"England. How exciting! How will you deal with the horrible food?"
This has got to be the question we were asked most before moving here, even by the woman at the reception desk in the Virgin Atlantic lounge before our flight to England.
(Oh, right. I never did blog about our first class flight to England, in which we sat in little pods with fully flat beds and private TV screens and on which I was even given pajamas to sleep in (which, regrettably, I did not steal). Well, it was lovely and amazing and unlike anything we'll ever do, but it was still 1) the overnight flight, which comes with serious disadvantages if you value sleep, and 2) an airplane. No set of pajamas, no matter how amazing, could have made it not an airplane.) (Oh, and since this post is supposed to be about food, I'll say that the food was ... airplane food.)

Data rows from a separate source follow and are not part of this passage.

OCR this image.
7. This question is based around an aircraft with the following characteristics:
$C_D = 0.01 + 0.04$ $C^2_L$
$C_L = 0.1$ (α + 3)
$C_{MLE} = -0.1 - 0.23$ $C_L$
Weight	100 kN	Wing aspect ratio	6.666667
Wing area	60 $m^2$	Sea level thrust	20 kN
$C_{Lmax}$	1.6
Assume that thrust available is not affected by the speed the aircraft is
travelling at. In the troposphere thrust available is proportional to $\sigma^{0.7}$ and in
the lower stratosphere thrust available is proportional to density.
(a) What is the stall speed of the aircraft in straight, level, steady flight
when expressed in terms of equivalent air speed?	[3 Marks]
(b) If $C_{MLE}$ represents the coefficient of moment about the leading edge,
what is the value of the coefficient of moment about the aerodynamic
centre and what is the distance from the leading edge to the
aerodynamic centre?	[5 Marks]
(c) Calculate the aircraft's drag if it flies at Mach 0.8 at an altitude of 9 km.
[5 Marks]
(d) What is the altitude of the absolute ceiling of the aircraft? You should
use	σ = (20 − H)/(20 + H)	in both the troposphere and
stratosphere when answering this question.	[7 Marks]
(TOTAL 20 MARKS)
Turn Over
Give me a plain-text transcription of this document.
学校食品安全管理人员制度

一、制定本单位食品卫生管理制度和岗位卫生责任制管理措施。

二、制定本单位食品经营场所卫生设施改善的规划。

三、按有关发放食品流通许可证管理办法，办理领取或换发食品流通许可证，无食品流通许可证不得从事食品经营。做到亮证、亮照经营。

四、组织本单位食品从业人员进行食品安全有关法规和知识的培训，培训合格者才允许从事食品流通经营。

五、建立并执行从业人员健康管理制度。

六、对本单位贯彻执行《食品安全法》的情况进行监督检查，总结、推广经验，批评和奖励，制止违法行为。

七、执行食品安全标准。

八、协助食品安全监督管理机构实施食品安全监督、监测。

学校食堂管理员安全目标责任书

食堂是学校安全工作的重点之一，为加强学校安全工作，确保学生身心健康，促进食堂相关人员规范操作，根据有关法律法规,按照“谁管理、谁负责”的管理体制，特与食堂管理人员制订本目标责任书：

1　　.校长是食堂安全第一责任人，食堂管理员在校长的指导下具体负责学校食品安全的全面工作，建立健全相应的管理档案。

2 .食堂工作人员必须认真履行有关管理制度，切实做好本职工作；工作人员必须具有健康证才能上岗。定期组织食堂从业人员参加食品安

Anyway, my answer to the critics of British food: People, puh-leez. Meat + potatoes. And even throw in curry, and of course the truckloads of sausage. Hell-LO!
Two weeks ago, I almost wrote a blog post about my new favorite food on Earth, a Stilton and bacon burger on ciabatta bread that we had at this little place
we stumbled upon while out for a walk. We were two of six people in the restaurant. It's a pretty new place, and it was previously a pretty dumpy pub. Anyway, that burger. Oh my. I believe it could even replace the now-defunct Nannyburger. (I guess it's still defunct. Any DC'ers been to the "new" Nanny's in Cleveland Park yet?) We wondered whether this would become our de facto place when we want to go out for a relaxing dinner.
On Friday, after coming home from a long day in London, I declared that I just wanted a nice glass of wine and That Burger for dinner. So, we made the 4-minute walk to the Box Tree. We sat down and the manager came over with the wine list and menus. Before I could get out, "I don't even think we need menus," he says, "and here's our new homemade sausage and mash menu."
Me: "I think I love you."
Here was the rundown:
Beef and horseradish
Pork and herb
Lamb, redcurrant, and rosemary
Pork, honey, and mustard
Plain butter and cream
spring onion and coriander
I went for the lamb sausages, because we'd eaten a lot of pork sausage that week (more on that in a bit). They only had two left, so I got to choose a different kind -- I picked chicken -- for my other two. (Are you catching this? That's FOUR sausages to an order.) I had it with Stilton mash and onion sauce. Of course it was fabulous. And, even better, John got That Burger, so I got to have a few bites of that as well.
But wait, there's more. JT's a creme brulee guy, so the Bailey's and white chocolate creme broulee piqued his interest. It turned out to be a divine white chocolate creme brulee floating on top of a shot of Bailey's. Heavenly, absolutely heavenly. I went for the chocolate nemesis. "What's that like?" I asked. "It's a chocolate mousse kind of cake thing." Right. Totally a dense, flourless chocolate cake served with real cream. So yes, I think that, even after just two visits, we may declare this "our" place.
One of the things I love here is that darn near every store -- even your average CVS equivalent -- has premade, prepackaged sandwiches. The combinations range from the odd (goat cheese and beetroot or prawn mayo, for example) to some of my favorites (tuna and sweetcorn or egg salad (simply "egg mayo" here) and bacon).
While in London on Saturday, I came across a sushi place that had a long case full of individually wrapped pieces of sushi! I bought a couple of pieces and then asked if I could take a picture. No dice. Some creative googling, though, revealed a picture someone took
with his cell phone. It was even decent-tasting sushi. Too bad I had already had lunch -- an egg mayo and bacon sandwich, of course.
Oh, and another word on sandwiches. A popular sandwich here is a bacon sandwich. Bacon + bread. Anything else optional. Nothing wrong with that.
Last weekend, the place to which we did not drive
was Feast East, the food and drink festival for East Anglia. (East Anglia is sort of our "state," and Cambridgeshire is our "county.") Eighty booths of local growers and producers. Like a craft show, but with food.
We ate sausage, cheese, jam, sausage, cheese, and more jam. The theme this year was pork, with hourly cooking demonstrations using pork. The weirdest thing I ate was a pickled quail's egg, and it was indeed weird. Mostly tasted like egg, though. The event allowed us to solve a mystery: Why There Is No Grape Jam in England. They don't make it here because grapes don't grow in England. "Just try some British wine and you'll see why there's no grape jam here." (Indeed, we tried some local wine -- and it was pretty terrible.) Now, none of this explains why they can't import grape jam, but whatever. We talked to some lovely jam makers who told us that when they visit the U.S., they eat grape jam every day.
We came home with a case of beer, two kinds of pork sausage, some dried herbs, three kinds of cheese, and smoked olive oil. Yum!
The same outfit
that organized the show also organizes National Watercress Week, British Tomato Week, British Sandwich Week, and British Cheese Week. I would recommend skipping British Wine Week, though -- a week earlier is the Cambridge Beer Festival. Now we're talkin'.